Q: What's it been like leading through hypergrowth this past year?

Amir: Every few months there's this sort of hecticness or pain threshold that I hit, and I think, "Let's see if we can go above that." My pain tolerance has just gone up slowly over time.

Growth does mask a lot of problems, so we have that going for us. But it's still hard, especially in our space where product-market fit is fleeting. You can have it today and not have it in nine months.

The key challenge is: do you just put more fuel on the fire since you found the right thing, or do you keep some of that exploratory nature that got you here? We've killed products over time.

The key is having good intuition, being willing to go out on a limb, building fast, learning fast, and killing things when you need to kill them.

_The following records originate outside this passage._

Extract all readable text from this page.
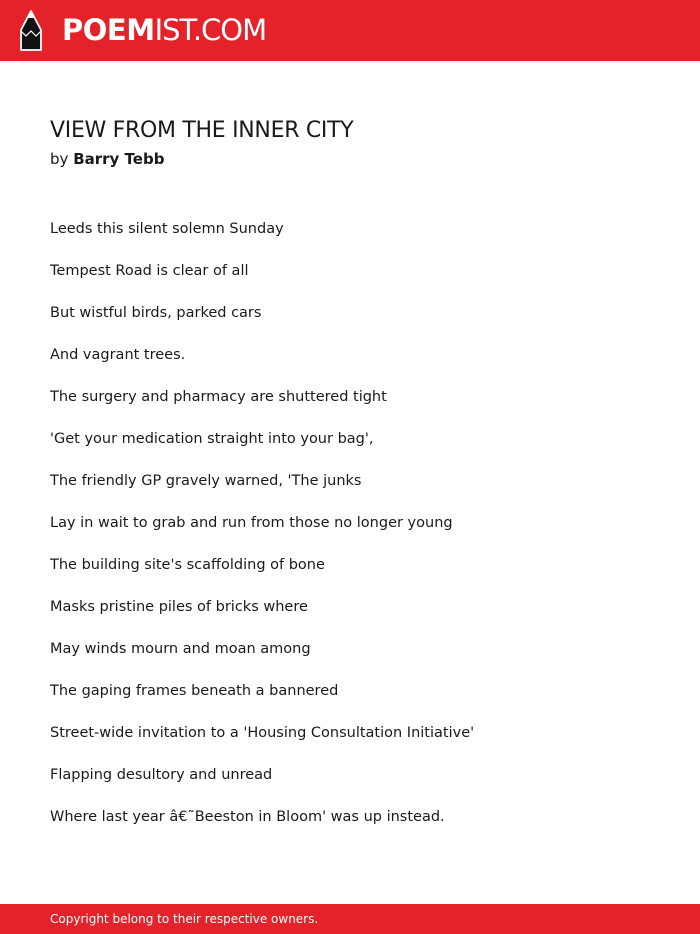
POEMIST.COM
VIEW FROM THE INNER CITY
by Barry Tebb
Leeds this silent solemn Sunday
Tempest Road is clear of all
But wistful birds, parked cars
And vagrant trees.
The surgery and pharmacy are shuttered tight
'Get your medication straight into your bag',
The friendly GP gravely warned, 'The junks
Lay in wait to grab and run from those no longer young
The building site's scaffolding of bone
Masks pristine piles of bricks where
May winds mourn and moan among
The gaping frames beneath a bannered
Street-wide invitation to a 'Housing Consultation Initiative'
Flapping desultory and unread
Where last year â€˜Beeston in Bloom' was up instead.
Copyright belong to their respective owners.
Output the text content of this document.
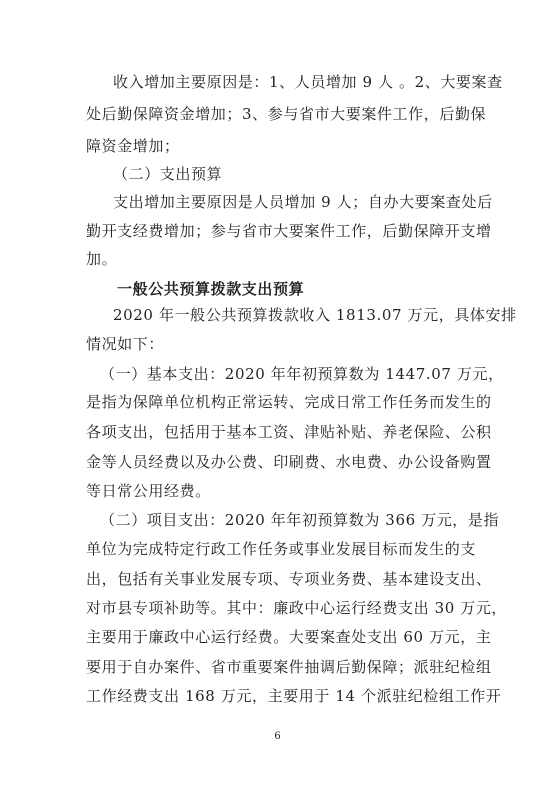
收入增加主要原因是：1、人员增加 9 人 。2、大要案查
处后勤保障资金增加；3、参与省市大要案件工作，后勤保
障资金增加；
（二）支出预算
支出增加主要原因是人员增加 9 人；自办大要案查处后
勤开支经费增加；参与省市大要案件工作，后勤保障开支增
加。
一般公共预算拨款支出预算
2020 年一般公共预算拨款收入 1813.07 万元，具体安排
情况如下：
（一）基本支出：2020 年年初预算数为 1447.07 万元，
是指为保障单位机构正常运转、完成日常工作任务而发生的
各项支出，包括用于基本工资、津贴补贴、养老保险、公积
金等人员经费以及办公费、印刷费、水电费、办公设备购置
等日常公用经费。
（二）项目支出：2020 年年初预算数为 366 万元，是指
单位为完成特定行政工作任务或事业发展目标而发生的支
出，包括有关事业发展专项、专项业务费、基本建设支出、
对市县专项补助等。其中：廉政中心运行经费支出 30 万元，
主要用于廉政中心运行经费。大要案查处支出 60 万元，主
要用于自办案件、省市重要案件抽调后勤保障；派驻纪检组
工作经费支出 168 万元，主要用于 14 个派驻纪检组工作开
6
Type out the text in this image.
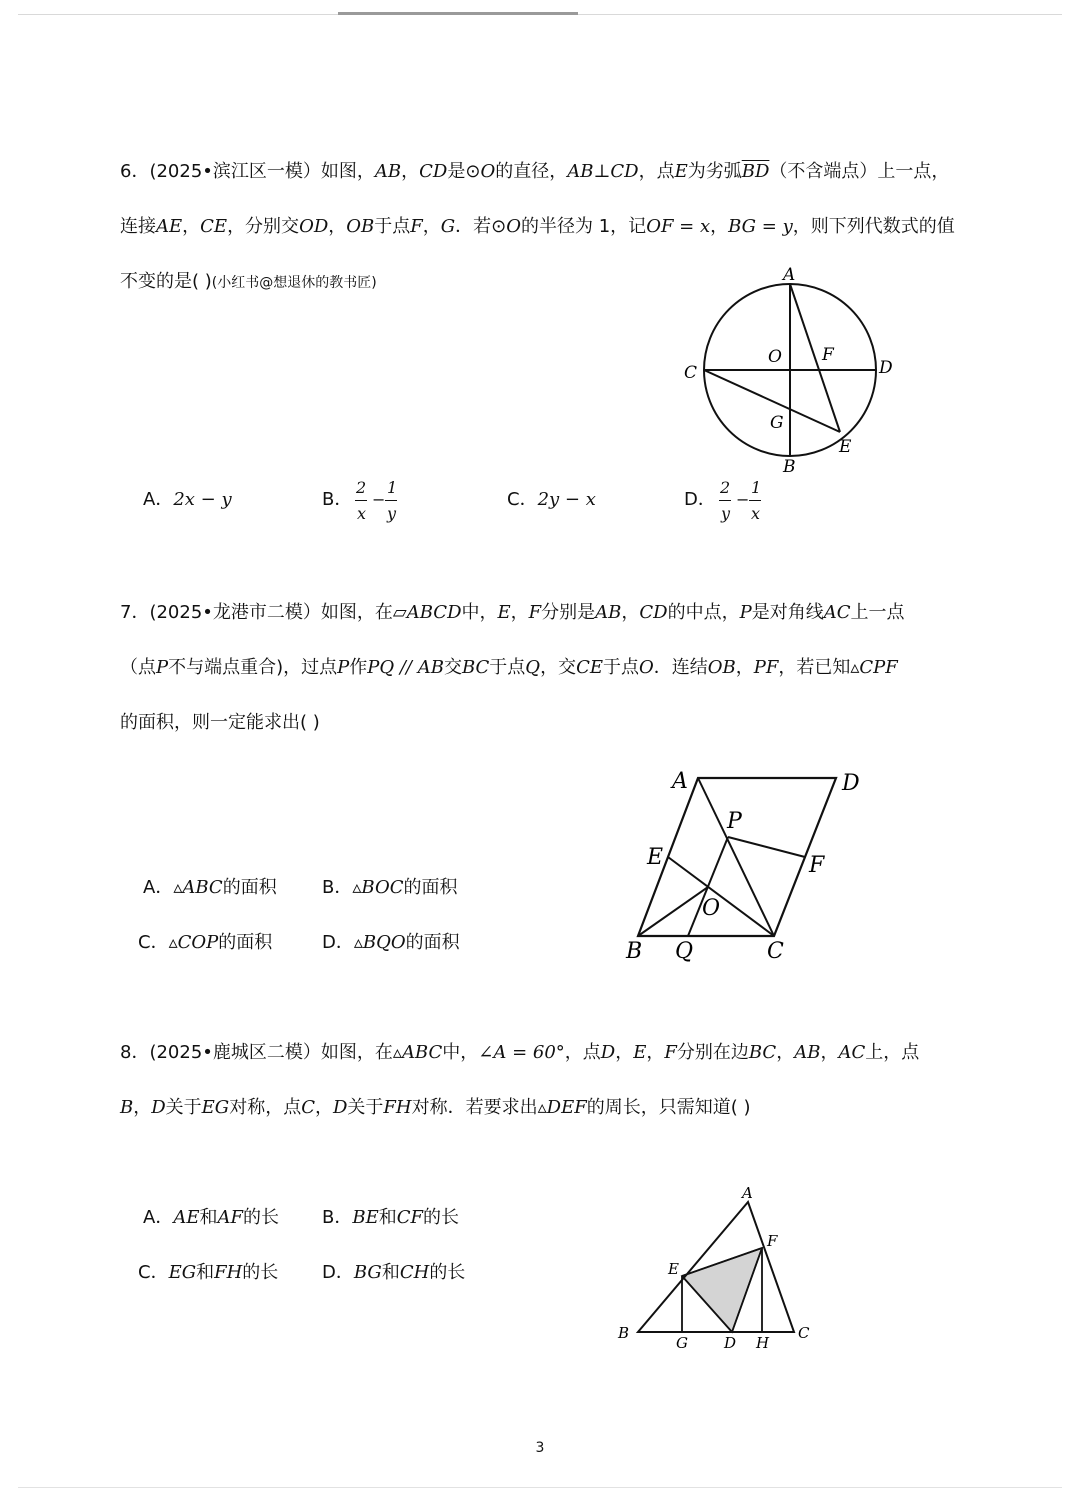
6．(2025•滨江区一模）如图，AB，CD是⊙O的直径，AB⊥CD，点E为劣弧$\overline{BD}$（不含端点）上一点，
连接AE，CE，分别交OD，OB于点F，G．若⊙O的半径为 1，记OF = x，BG = y，则下列代数式的值
不变的是( )(小红书@想退休的教书匠)	A
B
C	D
O F
G
E
A．2x − y	B．
2
x
−
1
y
C．2y − x	D．
2
y
−
1
x
7．(2025•龙港市二模）如图，在▱ABCD中，E，F分别是AB，CD的中点，P是对角线AC上一点
（点P不与端点重合)，过点P作PQ // AB交BC于点Q，交CE于点O．连结OB，PF，若已知▵CPF
的面积，则一定能求出( )
A	D
P
E	F
O
B Q	C
A．▵ABC的面积	B．▵BOC的面积
C．▵COP的面积	D．▵BQO的面积
8．(2025•鹿城区二模）如图，在▵ABC中，∠A = 60°，点D，E，F分别在边BC，AB，AC上，点
B，D关于EG对称，点C，D关于FH对称．若要求出▵DEF的周长，只需知道( )
A
F
E
B
G D H
C
A．AE和AF的长 B．BE和CF的长
C．EG和FH的长 D．BG和CH的长
3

Q: What excites you about the future?

Amir: There's something very palpable in the market right now. More and more normal engineers—not ML specialists—are being exposed to inference problems and AI generally. It's unreasonable to expect every engineer to be well-read on speculative decoding, attention optimizations, KV cache techniques, or multi-cloud inference strategies.

I want Baseten to be where these AI efforts happen in different companies. From "Hey, I just heard about a new open source model" to having it available immediately - to running benchmarks, fine-tuning, optimizing for latency or throughput. Baseten will tell you the tools you have in your toolbox and when to use which. Not only this but you can apply these tools and see their impact on the model.

We have a lot of the building blocks in this story, but we don't have all of them, and they're not completely tied together in the right developer experience yet. That's what I'm excited about—filling in the holes and having a very cohesive end-to-end story.

Q: What advice do you have for founders thinking about fundraising?

Amir: I don't have universal advice because it's so situation-specific, but I can tell you how we approached it: we optimized not for valuation or even the pedigree of the firm, but for the person.

Someone told me this analogy I really liked—if you're going to get surgery, you don't care whether it's at UCSF, Stanford, or Kaiser. You care who the surgeon is.

That person you choose is going to be partnered with you for a very long time, for the rest of the life of the company. It's okay if the firm doesn't have the highest pedigree or if the valuation is 10% lower. These outcomes are generally binary—either it works out or it doesn't. You're not going to look back and think, "I should have saved 10% over there."